Choosing & Creating Evaluation Metric - Libretto

We've created a prompt template, we have our tests - now we need to decide how to assess the response of the LLM models compared to our test cases' target outputs.

Libretto offers a wide variety of metrics based on the latest research available, and we're constantly adding more. We generally call these metrics "evals".

Overview

Each eval can be enabled by either selecting the relevant checkbox, or setting its toggle button to "Active" and saving its settings. There is no limit to the number of evals you can select, though some are more computationally intensive and may extend the length of test runs and Experiments.

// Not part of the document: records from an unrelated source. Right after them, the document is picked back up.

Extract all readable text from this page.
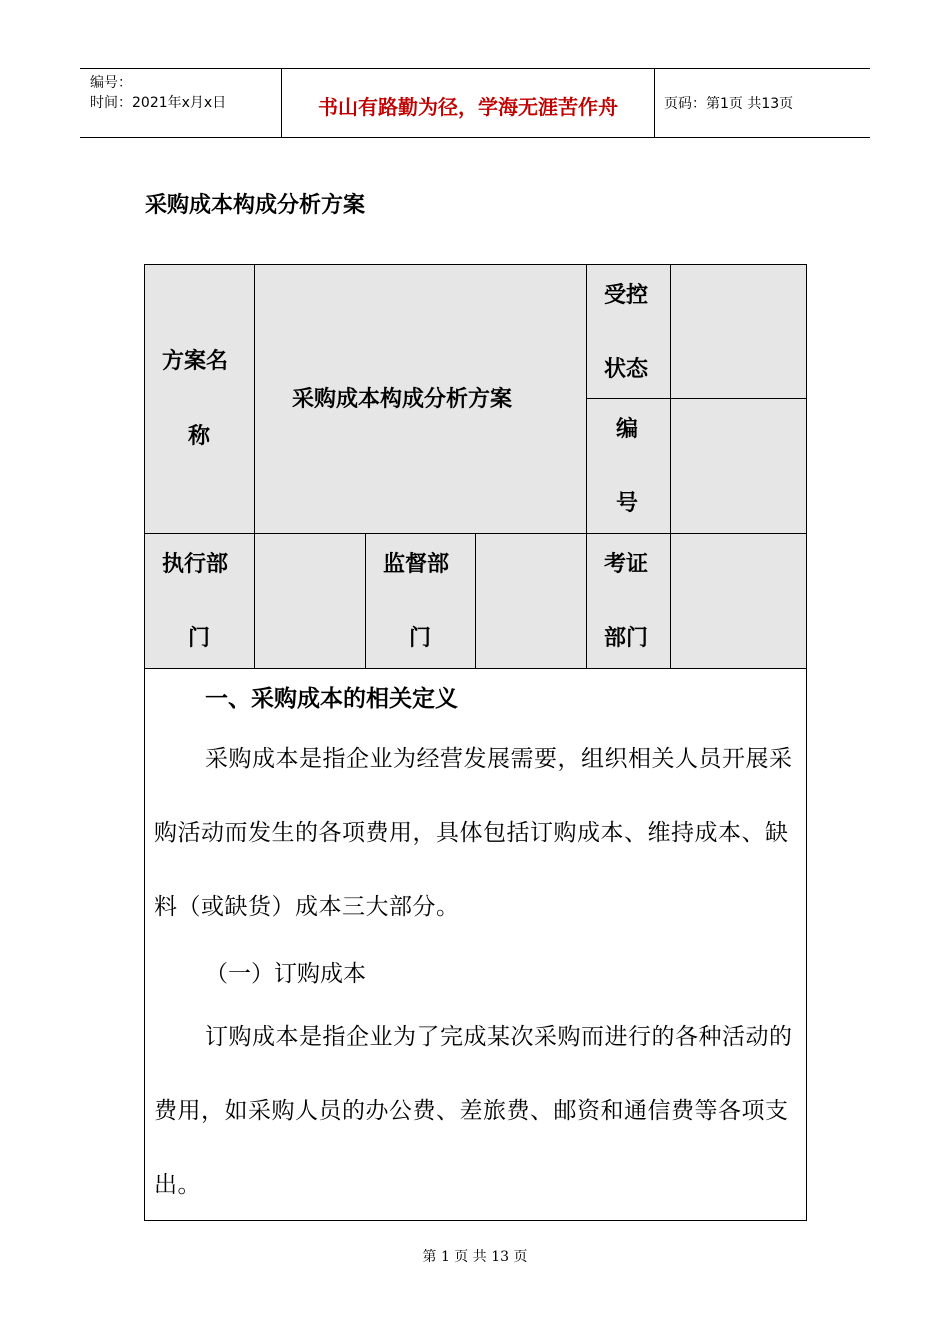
编号：
时间：2021年x月x日	书山有路勤为径，学海无涯苦作舟	页码：第1页 共13页
采购成本构成分析方案
方案名
称
采购成本构成分析方案
受控
状态
编
号
执行部
门
监督部
门
考证
部门
一、采购成本的相关定义
采购成本是指企业为经营发展需要，组织相关人员开展采购活动而发生的各项费用，具体包括订购成本、维持成本、缺料（或缺货）成本三大部分。
（一）订购成本
订购成本是指企业为了完成某次采购而进行的各种活动的费用，如采购人员的办公费、差旅费、邮资和通信费等各项支出。
第 1 页 共 13 页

When you see evaluation results throughout Libretto, they will often be presented as the average result across all of a prompt template's test cases.

Preprocessing

Libretto offers a couple of settings you can use to make sure the correct portion of the LLM response is evaluated appropriately. By default, we strip leading and trailing whitespace from a response, but it's pretty common to want to strip other parts of the LLM response. The most common use case we see is that effective prompts often ask the LLM to talk through a problem before outputting an answer in a well-known format. For example, you might have the following as an answer from an LLM prompt for doing math word problems:

Jane starts with 4 apples and gives 3 to Miguel, which means she has 4 - 3 = 1 apple. Then Lana gives her 5 apples, so she has 1 + 5 = 6 apples. So the answer is [[6]].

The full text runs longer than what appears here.